Training on the repeat copy task takes substantially longer than the copy task. It usually takes at least 100k iterations to start seeing good results.
Insights
1. Initialisation matters
Initialisation is a well-known matter when it comes to model training. If you’re unfamiliar with that problem, you can experience some of it here: https://www.deeplearning.ai/ai-notes/initialization/.
As explained in Collier et al. (2018), the initialisation of memory, read heads and write heads is a prime factor of convergence. Some NTM implementations on github initialise the memory read to a random vector, which seems counter-intuitive. It will make the network’s task harder by having to learn that random initialisation. Instead I initialise the memory read to a constant vector of small value (\(10^{-6}\)).
Initialising the state of read heads and write heads at the start of each sequence is another important step. It’s actually best to make it a learnt parameter of the model. This way the model will learn to optimise the head weights at the beginning of each sequence.
Without this initialisation scheme, I noticed that the network did not always converge depending on the random seed.
2. The intelligence is in the addressing mechanisms
I found each step of the addressing mechanisms to be necessary for the model to fit.

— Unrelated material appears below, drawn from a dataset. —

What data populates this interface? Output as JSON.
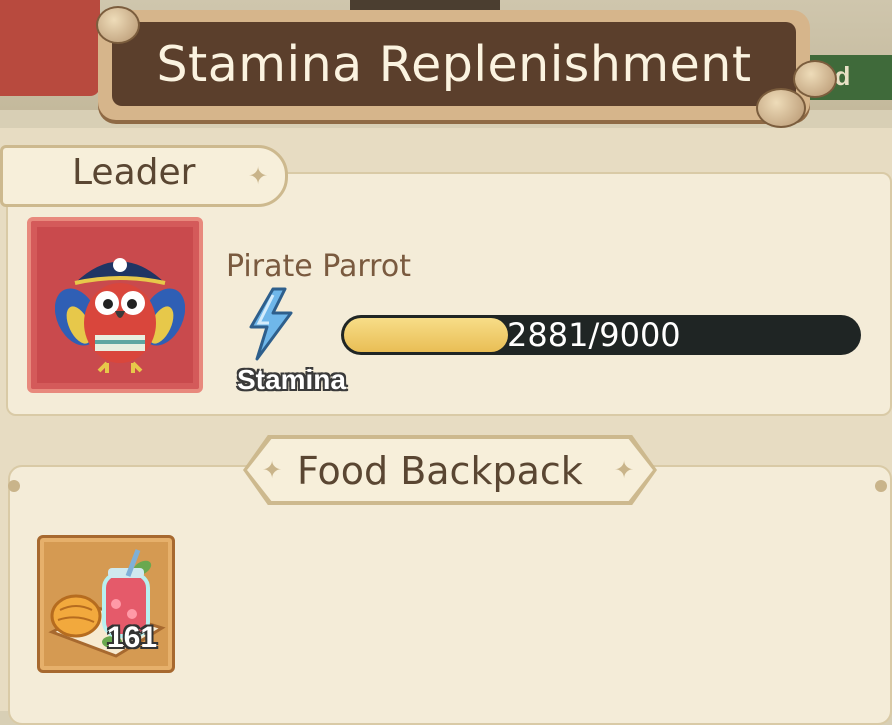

A step that took me a long time was the shifting process. Here is the equation described in the paper, expressed as a circular convolution:
\[w_t(i) = \sum_{j=0}^{N-1} w_t^g(j)s_t(i-j)\]As soon as I saw that I went to look for a circular convolution implementation in pytorch. My mistake was not reading the paper properly and thinking that \(s_t\) was the same shape as \(w_t^g\). So when I didn’t find anything that suited me, I implemented my own version of the circular convolution. And it worked, the model converged on the copy task!
Comparing my code to other public repos and reading back the original article, I found out that \(s_t\) was actually a vector of length 3. Each element is the degree of shifting by -1, 0 and 1. It turns out that the circular convolution described here is valid. I went with this implementation because it allows \(s_t\) to have a physical sense as well as fewer parameters.
In general, almost every sentence of section 3. of the original article is necessary to fully understand the architecture. It is definitely worth spending a few hours reading and re-reading that section before starting any implementation.
3. Adam is safe but RMSProp is better here
When implementing neural nets, I try to follow some principles/recipe to keep complexity at a reasonable level. Among them was using Adam as the optimiser, especially for RNNs. Andrej Karpathy said here that Adam is safe in the early stages of setting baselines.
While that’s true, Adam was sometimes really slow to make the model converge perfectly. The authors of the original article recommended RMSProp, so I used it and noticed it helped the model converge faster.
4. The controller needs the previous memory read as input
It’s a small detail that you can see from the architecture schema in the article: the read head output links to the controller. From my experience, feeding the controller both the input and the previous read helps learning better. It seems counter-intuitive at first, especially because the network is supposed to rely only on its memory bank.
What’s next?
For you
I’ve uploaded some trained models here. You’re welcome to try them by yourself with the library: https://github.com/clemkoa/ntm.
For me
Next is trying to implement more tasks described in the original article. Mainly associative recall and sorting. From what I’ve managed to do, it seems like my architecture is good enough and it’s just a matter of training the model on new tasks. I’d also like to spend some effort on the feed-forward controller, as it didn’t give viable results on the two tasks presented above.
References
- Graves, Alex, Greg Wayne, and Ivo Danihelka. “Neural turing machines.” arXiv preprint arXiv:1410.5401 (2014).
- https://github.com/loudinthecloud/pytorch-ntm/
- Collier, Mark, and Joeran Beel. “Implementing neural turing machines.” International Conference on Artificial Neural Networks. Springer, Cham, 2018.